Wednesday, February 22, 2012

More on Religion

Part one - note to coffee shop preacher:

I am sure if we met one-on-one under different circumstances, I would like you. You seem like a very kind man, who cares about kids and your community. But, instead, we meet at the coffee shop and every time we do, you are loudly discussing your cock-sure religious beliefs.  Usually, you are quoting the Bible with someone in a pissing contest to prove who is the more pious. Last time we met, I got fed up and left in a fit of anger. This time, I remembered to bring my headphones in order to drown out your conversation. I don't want to infringe on your beliefs and I DO want to keep my opinions to myself. Devout Christians have been some of the kindest people I have ever met in my life. However, I have also been blessed with generous and kind atheist, Jewish and Pagan friends. 

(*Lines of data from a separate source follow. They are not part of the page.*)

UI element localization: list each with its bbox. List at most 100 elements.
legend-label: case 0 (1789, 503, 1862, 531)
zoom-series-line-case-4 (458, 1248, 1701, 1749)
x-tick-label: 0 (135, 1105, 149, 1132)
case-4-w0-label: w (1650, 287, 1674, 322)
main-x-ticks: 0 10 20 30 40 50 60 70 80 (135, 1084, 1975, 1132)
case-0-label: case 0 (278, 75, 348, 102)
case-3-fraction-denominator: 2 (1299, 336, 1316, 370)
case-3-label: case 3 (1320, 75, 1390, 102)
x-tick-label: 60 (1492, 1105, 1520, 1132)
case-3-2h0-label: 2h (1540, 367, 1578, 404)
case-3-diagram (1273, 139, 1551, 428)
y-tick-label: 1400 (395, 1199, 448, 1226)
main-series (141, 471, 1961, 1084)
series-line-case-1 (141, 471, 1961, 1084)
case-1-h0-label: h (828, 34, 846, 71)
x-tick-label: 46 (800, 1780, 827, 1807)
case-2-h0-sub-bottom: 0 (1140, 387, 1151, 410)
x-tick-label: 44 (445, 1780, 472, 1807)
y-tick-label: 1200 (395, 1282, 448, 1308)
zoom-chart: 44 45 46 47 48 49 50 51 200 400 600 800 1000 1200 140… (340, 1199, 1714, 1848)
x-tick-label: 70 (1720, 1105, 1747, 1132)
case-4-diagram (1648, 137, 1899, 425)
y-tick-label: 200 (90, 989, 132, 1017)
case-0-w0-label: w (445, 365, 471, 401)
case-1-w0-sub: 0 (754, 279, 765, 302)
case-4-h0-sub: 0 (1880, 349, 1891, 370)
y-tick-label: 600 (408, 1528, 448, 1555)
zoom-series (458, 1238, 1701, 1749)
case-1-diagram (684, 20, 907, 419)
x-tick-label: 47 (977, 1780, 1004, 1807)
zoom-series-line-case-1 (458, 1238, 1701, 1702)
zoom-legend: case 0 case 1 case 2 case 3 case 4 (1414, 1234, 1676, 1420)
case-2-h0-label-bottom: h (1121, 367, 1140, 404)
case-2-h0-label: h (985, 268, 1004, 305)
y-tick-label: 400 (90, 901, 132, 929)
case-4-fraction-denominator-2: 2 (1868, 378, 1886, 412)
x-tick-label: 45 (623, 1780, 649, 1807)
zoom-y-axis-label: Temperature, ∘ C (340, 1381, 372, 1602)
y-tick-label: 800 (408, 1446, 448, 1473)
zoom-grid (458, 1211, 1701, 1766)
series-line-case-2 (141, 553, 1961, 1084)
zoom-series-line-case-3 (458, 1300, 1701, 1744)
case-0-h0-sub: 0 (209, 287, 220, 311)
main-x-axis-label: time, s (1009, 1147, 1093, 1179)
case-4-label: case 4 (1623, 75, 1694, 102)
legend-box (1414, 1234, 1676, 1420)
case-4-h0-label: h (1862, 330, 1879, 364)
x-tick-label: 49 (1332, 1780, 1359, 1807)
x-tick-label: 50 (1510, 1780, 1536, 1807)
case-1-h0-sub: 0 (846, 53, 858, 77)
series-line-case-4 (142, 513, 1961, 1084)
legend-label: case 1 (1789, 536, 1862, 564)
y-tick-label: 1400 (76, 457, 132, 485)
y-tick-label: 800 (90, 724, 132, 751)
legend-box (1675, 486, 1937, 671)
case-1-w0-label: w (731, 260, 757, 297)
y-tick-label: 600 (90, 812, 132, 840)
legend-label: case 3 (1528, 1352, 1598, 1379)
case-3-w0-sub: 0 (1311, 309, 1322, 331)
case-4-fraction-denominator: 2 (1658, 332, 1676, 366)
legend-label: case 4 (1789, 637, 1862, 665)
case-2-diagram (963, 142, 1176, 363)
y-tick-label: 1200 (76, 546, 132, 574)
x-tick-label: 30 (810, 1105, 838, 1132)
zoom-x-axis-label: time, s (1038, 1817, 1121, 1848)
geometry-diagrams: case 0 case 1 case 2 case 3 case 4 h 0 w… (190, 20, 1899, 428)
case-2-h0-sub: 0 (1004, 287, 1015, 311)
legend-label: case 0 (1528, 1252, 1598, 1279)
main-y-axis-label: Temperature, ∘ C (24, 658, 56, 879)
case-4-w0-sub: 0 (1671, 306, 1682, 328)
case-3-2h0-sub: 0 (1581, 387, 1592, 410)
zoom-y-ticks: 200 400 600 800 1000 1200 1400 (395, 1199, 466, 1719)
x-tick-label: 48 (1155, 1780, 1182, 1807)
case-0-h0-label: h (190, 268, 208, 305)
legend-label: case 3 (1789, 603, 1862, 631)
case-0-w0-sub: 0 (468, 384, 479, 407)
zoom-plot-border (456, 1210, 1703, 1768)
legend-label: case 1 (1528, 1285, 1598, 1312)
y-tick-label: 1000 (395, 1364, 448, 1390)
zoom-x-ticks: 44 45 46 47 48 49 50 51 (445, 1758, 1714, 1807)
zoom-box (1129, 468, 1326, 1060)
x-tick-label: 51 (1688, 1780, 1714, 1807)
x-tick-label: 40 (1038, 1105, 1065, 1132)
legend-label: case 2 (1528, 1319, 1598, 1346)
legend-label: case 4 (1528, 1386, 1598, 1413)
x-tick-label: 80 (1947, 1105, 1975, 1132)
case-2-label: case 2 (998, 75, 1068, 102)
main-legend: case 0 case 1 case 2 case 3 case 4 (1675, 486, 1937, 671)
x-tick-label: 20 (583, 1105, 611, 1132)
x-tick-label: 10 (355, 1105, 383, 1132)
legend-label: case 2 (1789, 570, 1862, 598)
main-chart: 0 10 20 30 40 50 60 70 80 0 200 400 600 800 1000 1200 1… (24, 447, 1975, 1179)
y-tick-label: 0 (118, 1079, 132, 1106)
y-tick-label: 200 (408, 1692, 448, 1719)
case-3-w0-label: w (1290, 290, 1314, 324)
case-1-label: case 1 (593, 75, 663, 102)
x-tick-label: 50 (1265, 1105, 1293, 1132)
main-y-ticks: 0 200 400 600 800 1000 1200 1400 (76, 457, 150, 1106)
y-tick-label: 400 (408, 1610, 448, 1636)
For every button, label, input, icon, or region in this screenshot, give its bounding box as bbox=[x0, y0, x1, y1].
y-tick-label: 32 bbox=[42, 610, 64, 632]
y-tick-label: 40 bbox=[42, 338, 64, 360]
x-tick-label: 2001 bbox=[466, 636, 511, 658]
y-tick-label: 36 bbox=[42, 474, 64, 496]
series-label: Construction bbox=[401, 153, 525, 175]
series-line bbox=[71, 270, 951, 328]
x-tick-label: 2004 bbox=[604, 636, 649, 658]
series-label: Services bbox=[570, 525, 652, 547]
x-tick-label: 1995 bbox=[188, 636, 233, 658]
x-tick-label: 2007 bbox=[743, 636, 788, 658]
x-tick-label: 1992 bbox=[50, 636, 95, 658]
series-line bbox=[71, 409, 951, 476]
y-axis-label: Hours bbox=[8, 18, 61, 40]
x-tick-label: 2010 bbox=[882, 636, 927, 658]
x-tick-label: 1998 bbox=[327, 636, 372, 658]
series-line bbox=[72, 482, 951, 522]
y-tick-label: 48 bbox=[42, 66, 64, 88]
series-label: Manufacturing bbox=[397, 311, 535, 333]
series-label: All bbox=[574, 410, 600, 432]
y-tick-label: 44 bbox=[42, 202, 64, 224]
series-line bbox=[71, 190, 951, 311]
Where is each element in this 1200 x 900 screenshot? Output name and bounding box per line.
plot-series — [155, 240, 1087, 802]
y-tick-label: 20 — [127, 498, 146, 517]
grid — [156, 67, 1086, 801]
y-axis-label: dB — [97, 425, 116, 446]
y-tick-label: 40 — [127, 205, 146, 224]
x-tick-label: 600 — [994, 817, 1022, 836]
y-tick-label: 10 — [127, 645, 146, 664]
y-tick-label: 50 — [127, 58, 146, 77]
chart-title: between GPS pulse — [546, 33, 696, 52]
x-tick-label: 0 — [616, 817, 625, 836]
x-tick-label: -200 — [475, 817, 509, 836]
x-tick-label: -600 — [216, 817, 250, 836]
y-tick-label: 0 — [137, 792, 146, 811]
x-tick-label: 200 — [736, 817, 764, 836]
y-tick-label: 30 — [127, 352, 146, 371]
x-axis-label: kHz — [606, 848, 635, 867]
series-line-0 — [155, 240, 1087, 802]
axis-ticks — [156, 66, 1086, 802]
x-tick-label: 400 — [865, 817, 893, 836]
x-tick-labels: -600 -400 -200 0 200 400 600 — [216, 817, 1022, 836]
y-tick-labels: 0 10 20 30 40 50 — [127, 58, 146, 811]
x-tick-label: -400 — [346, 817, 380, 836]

Part two - my inner dialogue, as I wrestle with my feelings:

I think about my friends who have been through tremendously difficult times and I am thankful that they have such a strong faith. I am positive it is the only way they could have survived their turbulent lives. For this reason, religion definitely has a purpose. However, I have also been through the fire (and am still going through it), and I am doing OK, even though I am not attached to any organized religion. But, I do have faith in something. Call it hope, call it life, call it God or call it Karma. Whatever it is, it allows me to wake up and face another day. I don't dwell on it. I just know that it is. I don't try to recruit others to my way of thinking. I don't spout my beliefs out loud, any chance I get, in order to impress myself or others. I have said it before - faith is an intensely personal experience for me. So personal, in fact, that when I was a child, I used to feel embarrassed in church - it felt like my innermost secrets were being discussed without my permission. My sisters did not feel this way. My mother did not and I do not believe that this is a common experience, but I could be wrong. My father did not attend church with us when we were kids. But, after he died, we cleared many philosophy books from his shelves. Obviously, he had an interest in the inner journeys of humanity. He became more outwardly religious when he started attending AA. Turning his addiction over to a higher power certainly had an effect on him. It also worked, as he was sober for close to 3 decades. 

I feel that someone is out there and something does work but perhaps it is humanity's destiny to not know the answer until we leave this earthly plane.